VINTAGE PAPERBACK OF THE WEEK: Norman A. Fox, THE DEVIL'S SADDLE (1948)

Flip your Ace Double Novel edition of Ralph R. Perry's Nightrider Deputy and you get a story very different in tone. It was my first encounter with Norman A. Fox, a well-regarded western writer who had several stories turned into movies, the best-known of those probably being the James Stewart-Audie Murphy team-up Night Passage (1957). Fox wrote The Devil's Saddle in 1947; it first saw print as a "book-length novel" (plausibly so, at more than 70 pages) in the January 1948 issue of Fiction House's Lariat magazine. It's one (if not the first) in a series Fox wrote, including at least two more stories, about the drifter adventurers Rowdy Dow and Stumpy Grampis. They're a pair out of the movies -- the B movies, that is. Rowdy Dow is admittedly a little more sardonic and smartassed than the typical B western hero, but Stumpy Grampis is your standard old-coot sidekick, though thankfully more in the Al St. John than the Gabby Hayes mode. As you notice no one getting killed during their action-packed exploits, you begin to think of Devil's Saddle as a rather juvenile story, but Fox's talent for writing action comes through just the same.

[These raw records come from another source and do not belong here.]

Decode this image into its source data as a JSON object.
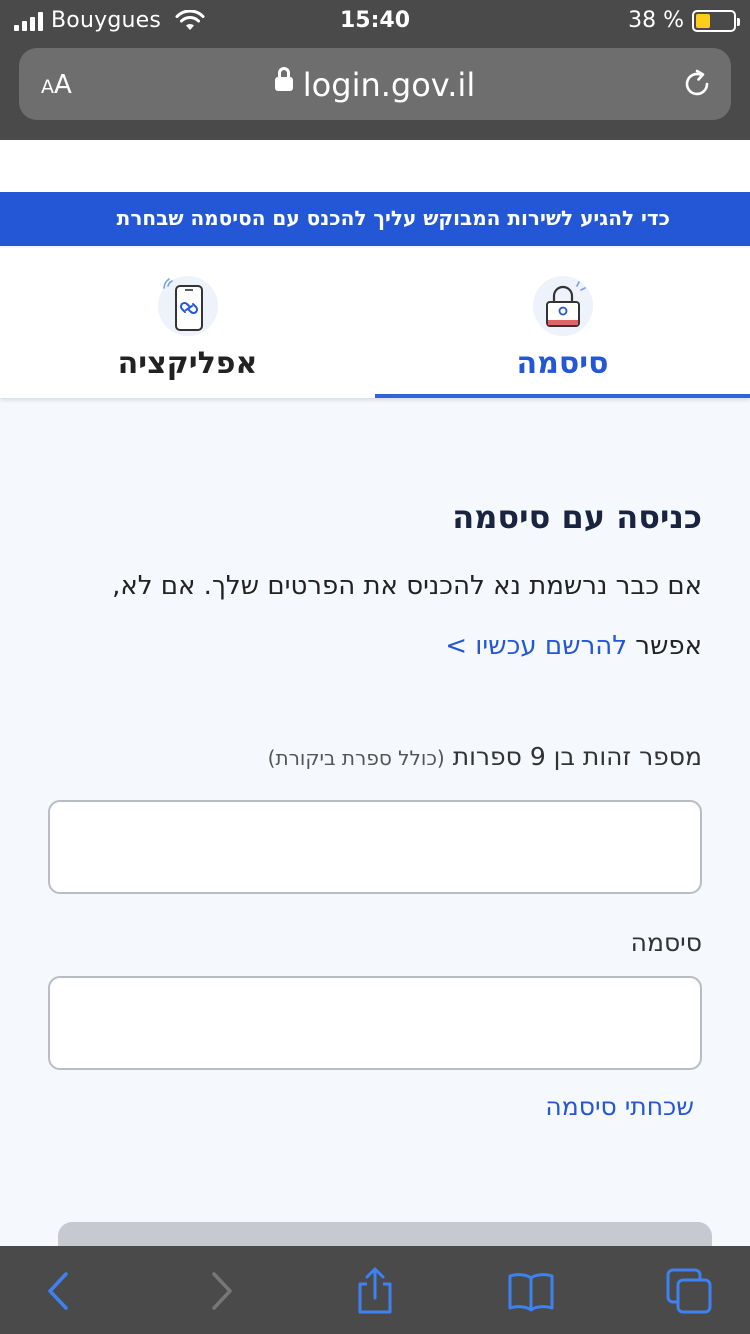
{
  "status_bar": {
    "carrier": "Bouygues",
    "time": "15:40",
    "battery_percent": "38 %",
    "battery_level": 0.38
  },
  "address_bar": {
    "text_size_label": "AA",
    "url": "login.gov.il"
  },
  "banner": {
    "text": "כדי להגיע לשירות המבוקש עליך להכנס עם הסיסמה שבחרת"
  },
  "tabs": [
    {
      "label": "סיסמה",
      "icon": "lock-icon",
      "selected": true
    },
    {
      "label": "אפליקציה",
      "icon": "phone-link-icon",
      "selected": false
    }
  ],
  "login": {
    "title": "כניסה עם סיסמה",
    "intro_text": "אם כבר נרשמת נא להכניס את הפרטים שלך. אם לא, אפשר",
    "register_link": "להרשם עכשיו >",
    "id_label": "מספר זהות בן 9 ספרות",
    "id_hint": "(כולל ספרת ביקורת)",
    "id_value": "",
    "password_label": "סיסמה",
    "password_value": "",
    "forgot_password": "שכחתי סיסמה"
  },
  "colors": {
    "accent": "#2457d6",
    "chrome": "#4a4a4a",
    "page_background": "#f5f8fd",
    "battery": "#ffcd1a"
  }
}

Relief from cabin fever comes for Rowdy and Stumpy in the form of a letter calling them to the town of Dryfooting inviting them -- Rowdy, to be specific, though Stumpy's inevitably going to come along -- to help a wealthy old rancher, Caleb Hackett, find a long lost treasure, Griffen's Gold. On the way to Dryfooting they witness a peculiar stagecoach holdup; the hooded bandits seem interested only in an old saddle, and are willing to risk lead from a girl gun-prodigy to get it. Our heroes are too far away to help with their guns, though they see a man in a checkered shirt come to the victims' aid, but they're in position to get in the way of the lead gunman's getaway. In a nice set piece, Fox disrupts our expectations of the old rope-across-the-road trick, but despite that failure Rowdy manages to get the saddle from the robber. He tries to get the girl's attention with it but has to duck lead when she mistakes him for one of the robbery gang. Figuring that the stage is on the way to Dryfooting, Rowdy figures that the smart play is to continue there himself and arrange for a safe return of the property to its owner.

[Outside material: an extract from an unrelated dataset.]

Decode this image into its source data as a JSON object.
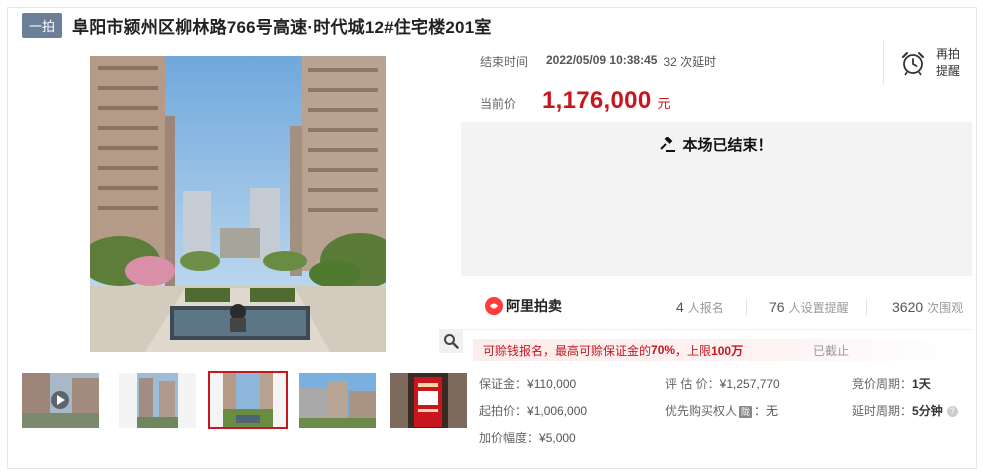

We learn that the coveted "kak" is The Devil's Saddle, a prop in the magic act of the sharpshooter girl's grandfather. We learn later that a Devil's Saddle is referred to in a poem left to the rancher by Tennyson Tolbert, the poetic prospector who found Griffen's Gold with the rancher's tightfisted backing. Tolbert's doggerel promises clues to where the dead poet left the gold, but Hackett's foreman, Jake Kelhorn, found the letter and wants the saddle and the treasure for himself and his gang. Of course, the entertainers, Nathaniel Faust and Nan Bolton, don't know to make distinctions between Hackett and his men, while their checked-shirt ally, the Rimrock Kid, is wrongly regarded as a rustler by Hackett. Rowdy and Stumpy have to overcome the distrust of the good guys while fending off the bad guys and figuring out the real meaning of Tolbert's poem.

I admit a bias against comedy westerns, but were we dealing with Rowdy Dow alone Devil's Saddle would be a perfectly tolerable tale. The problem is that Fox lets Stumpy take over whole chapters of the story, first with a major subplot embroiling him in a romance with Dryfooting's battleaxe of a female sheriff, Catastrophe Kate, then later with a side trip to retrieve the journal of Griffen himself from a Montana museum, and finally -- and worst of all -- with a slapstick contrivance to bring a posse to rescue his besieged partner (and friends) by perpetrating mayhem throughout Dryfooting in order to stir up a mob. It would be one thing if we could see this happen as carried out by someone with Al St. John's slapstick talent. In prose it simply sounds childish, like having a comic book read aloud to you. Through all of it, I should emphasize again, it's clear that Fox is a good writer -- good enough that this sort of silliness seems like a waste of talent. I'm now eager to read one of his more adult westerns, and it so happens that I have one of those in my paperback collection. Look for my review of it here sometime in 2017.